Man, look at the hate for Notes on /. It's almost like someone said "I love Nickelback" and the groupthink was,"oh wait, to be cool, you have to hate Nickelback". Well, I for one love Notes. My company is wedded to it, with thousands of NSFs built over the years, it would take decades to replace that with Outlook/SharePoint. I used to work on Outlook, and I hated it. It crashed all the time, unread marks never worked consistently, and people who used to it seemed to think that one crash a day was normal, something you had to put up with.
First casualty..
I very precisely remember when Excel, version 1, was released. At this time Lotus 123 was the main, most famous and most efficient worksheet, and there were more macintosh users than PCs.

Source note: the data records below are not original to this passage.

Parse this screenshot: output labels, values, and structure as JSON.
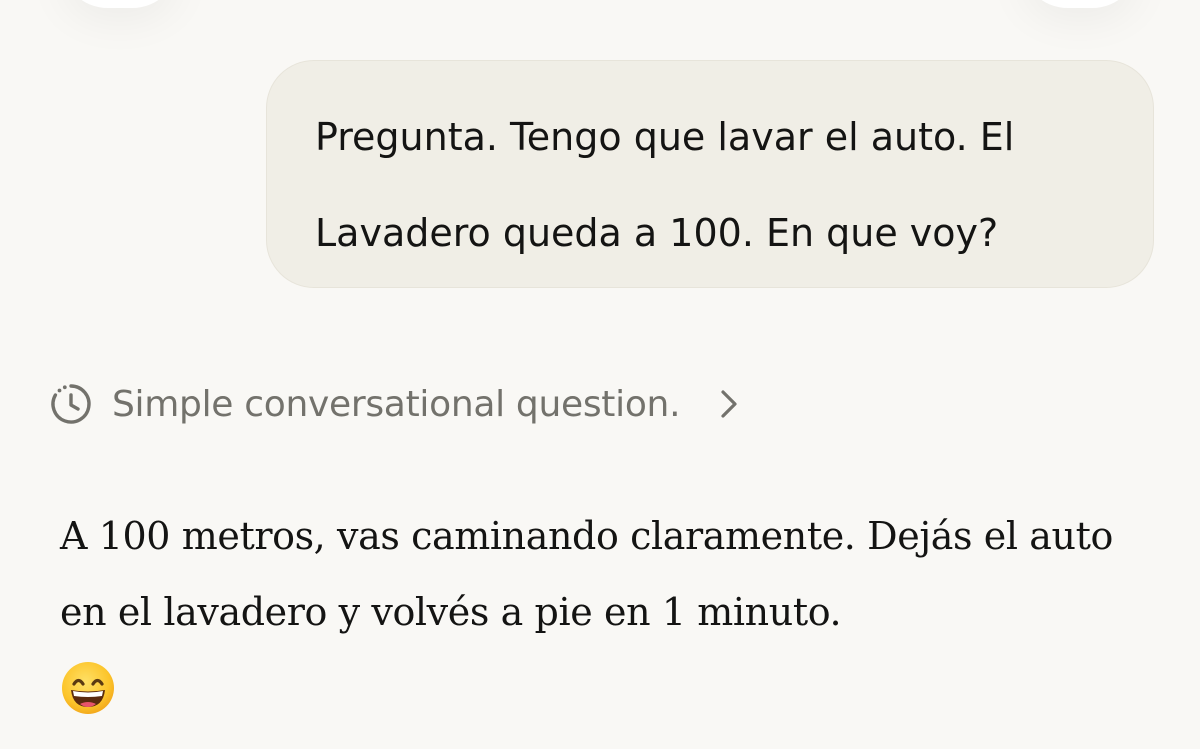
{
  "conversation": {
    "user_message": "Pregunta. Tengo que lavar el auto. El\nLavadero queda a 100. En que voy?",
    "thinking_summary": "Simple conversational question.",
    "assistant_reply": "A 100 metros, vas caminando claramente. Dejás el auto en el lavadero y volvés a pie en 1 minuto."
  },
  "icons": {
    "thinking": "clock-icon",
    "expand": "chevron-right-icon",
    "emoji": "grinning-face-emoji"
  },
  "colors": {
    "background": "#f9f8f5",
    "user_bubble": "#f0eee6",
    "text": "#141413",
    "muted_text": "#73726c"
  }
}
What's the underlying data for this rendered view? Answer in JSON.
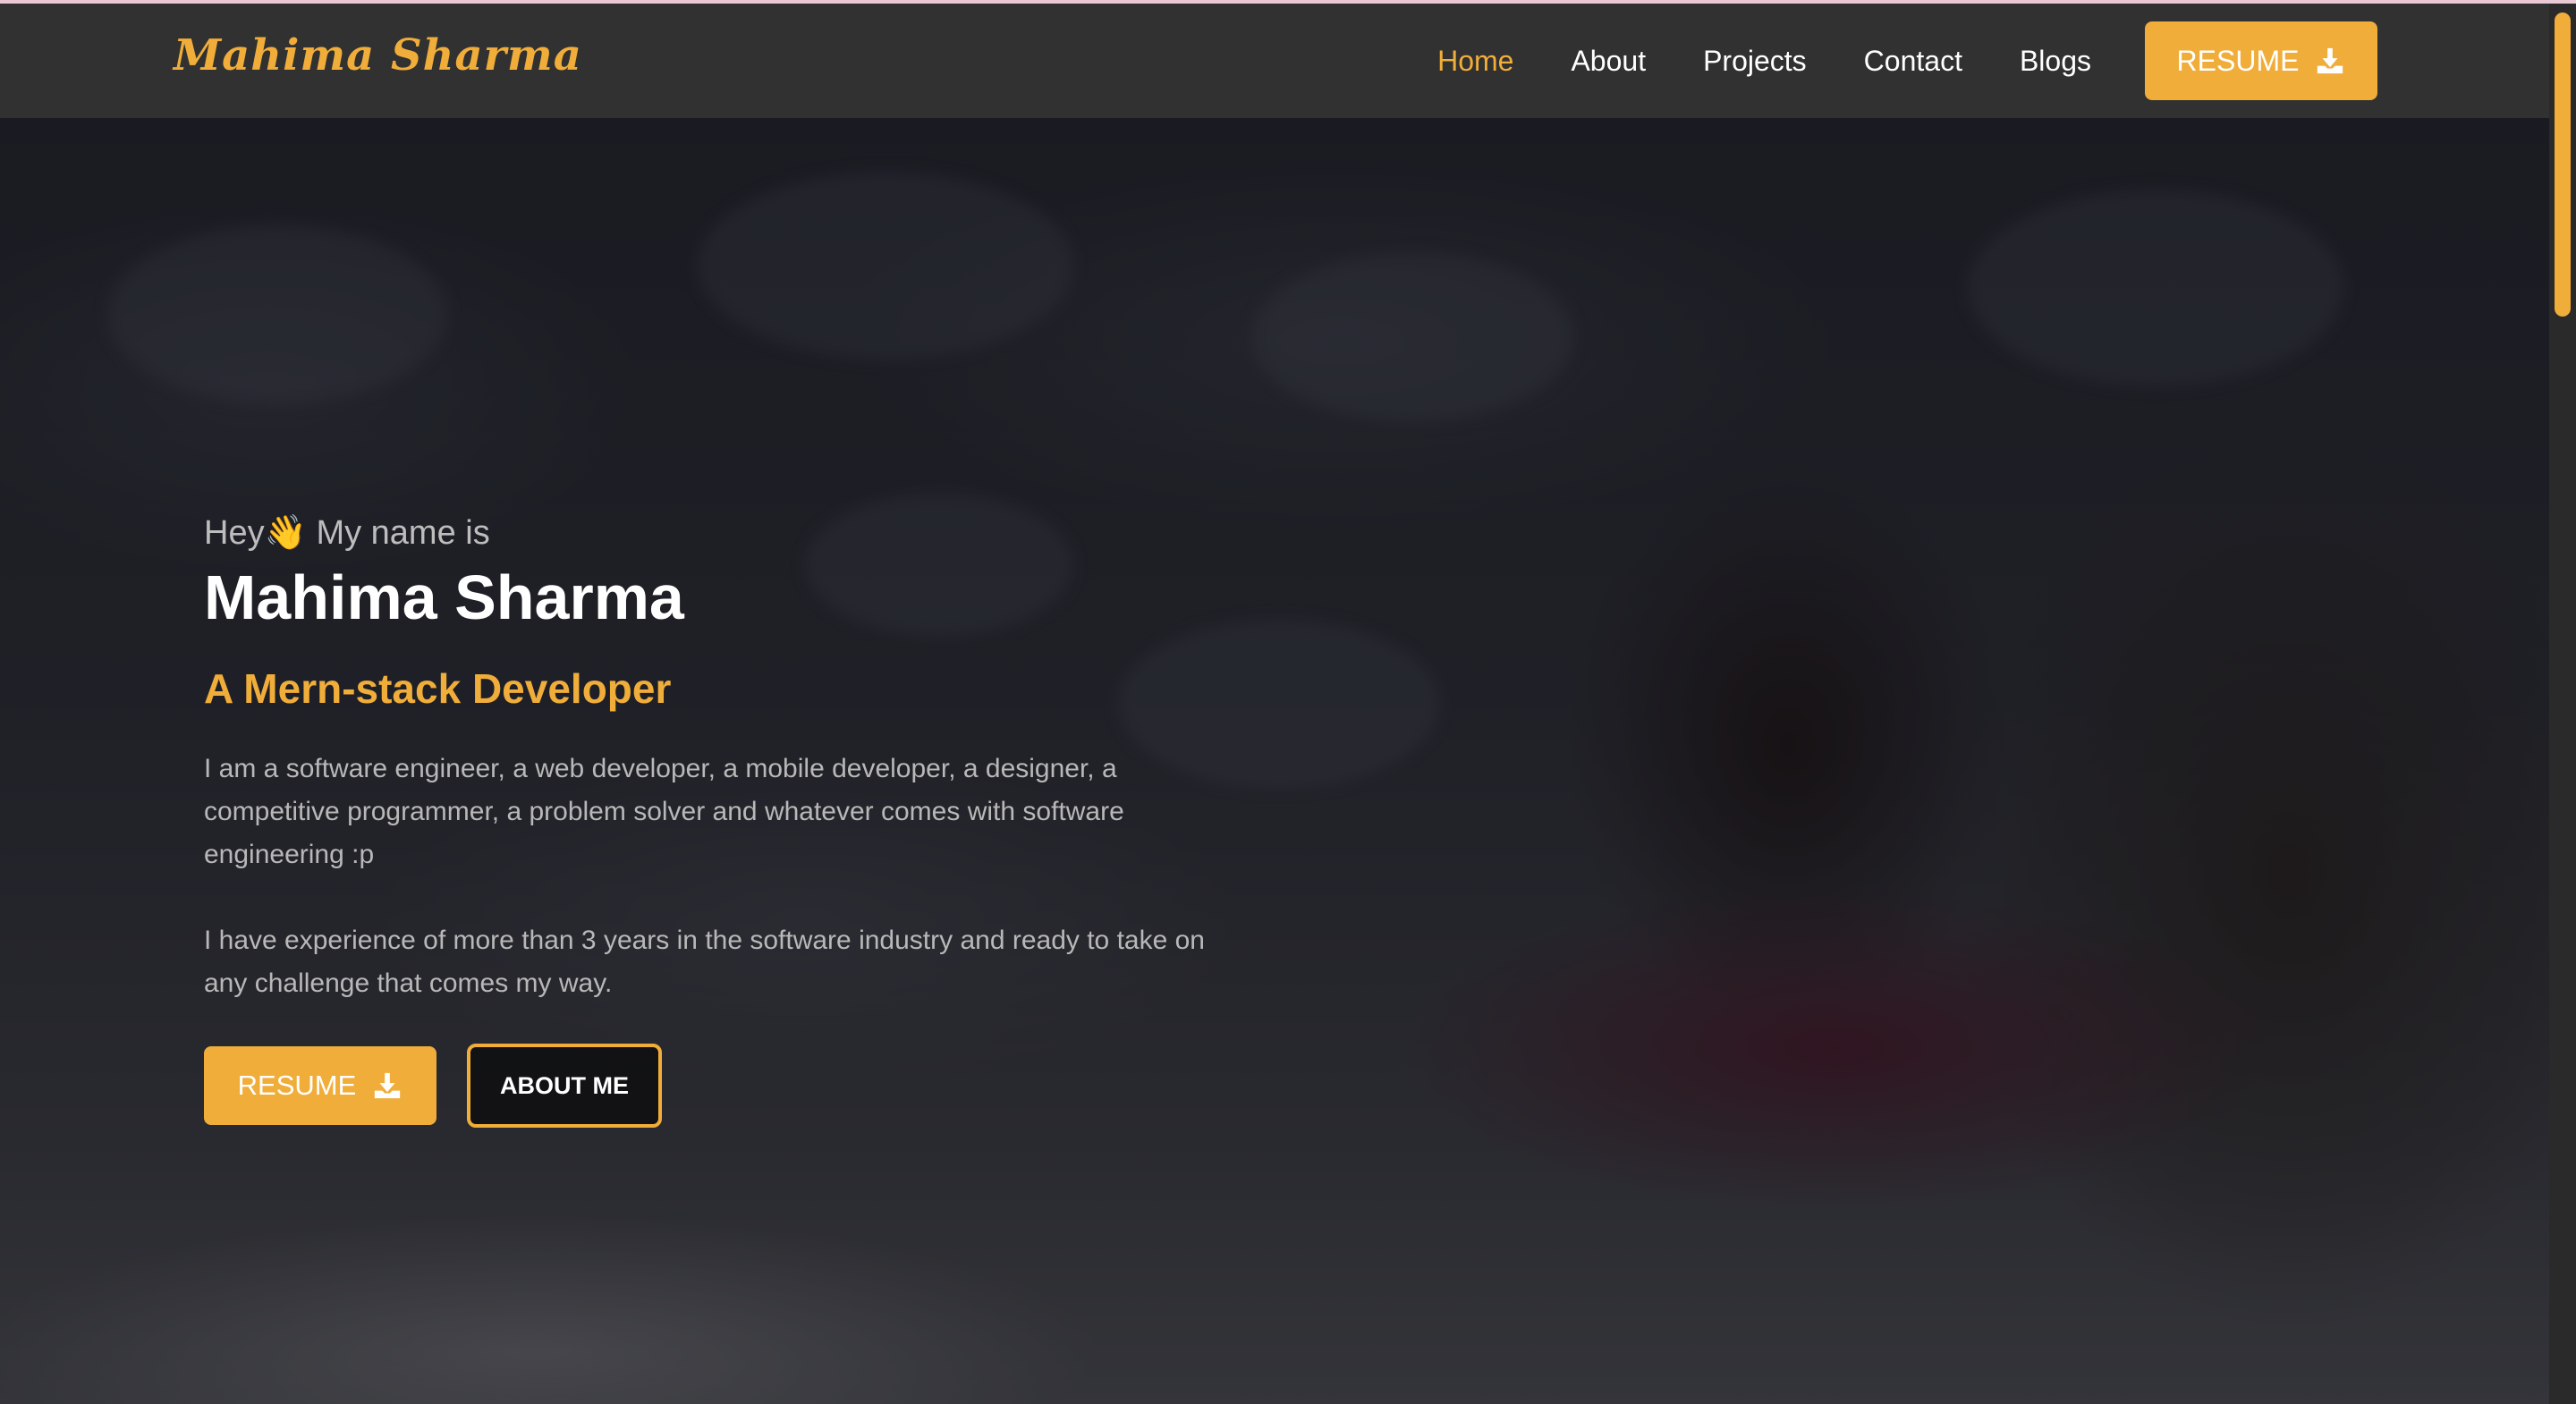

Excel was released and adopted in a matter of months in my company on the only basis it was "both mac and PC compatible". Microsoft did a huge and very efficient bet on the fact large corporations' computer responsibles were using PCs and considering macintoshes as funky windows-based things not worth.
And, guess what, Excel v1 had an easter egg, triggered going to the last row last cell I think: this would start a pixelated animation (black & white, that was the time) showing the 1-2-3 icons from Lotus wiggling like small microbs at the bottom of the window, then a big, heavy Excel icon just fell savagely onto them, smatching them to nothingness... Even at the time it was a bit borderline...
Herve S.
LibreOffice import lotus-1-2-3 file, and does LotusWordPro files too. Odd Apache OpenOffice do not work for wordpro.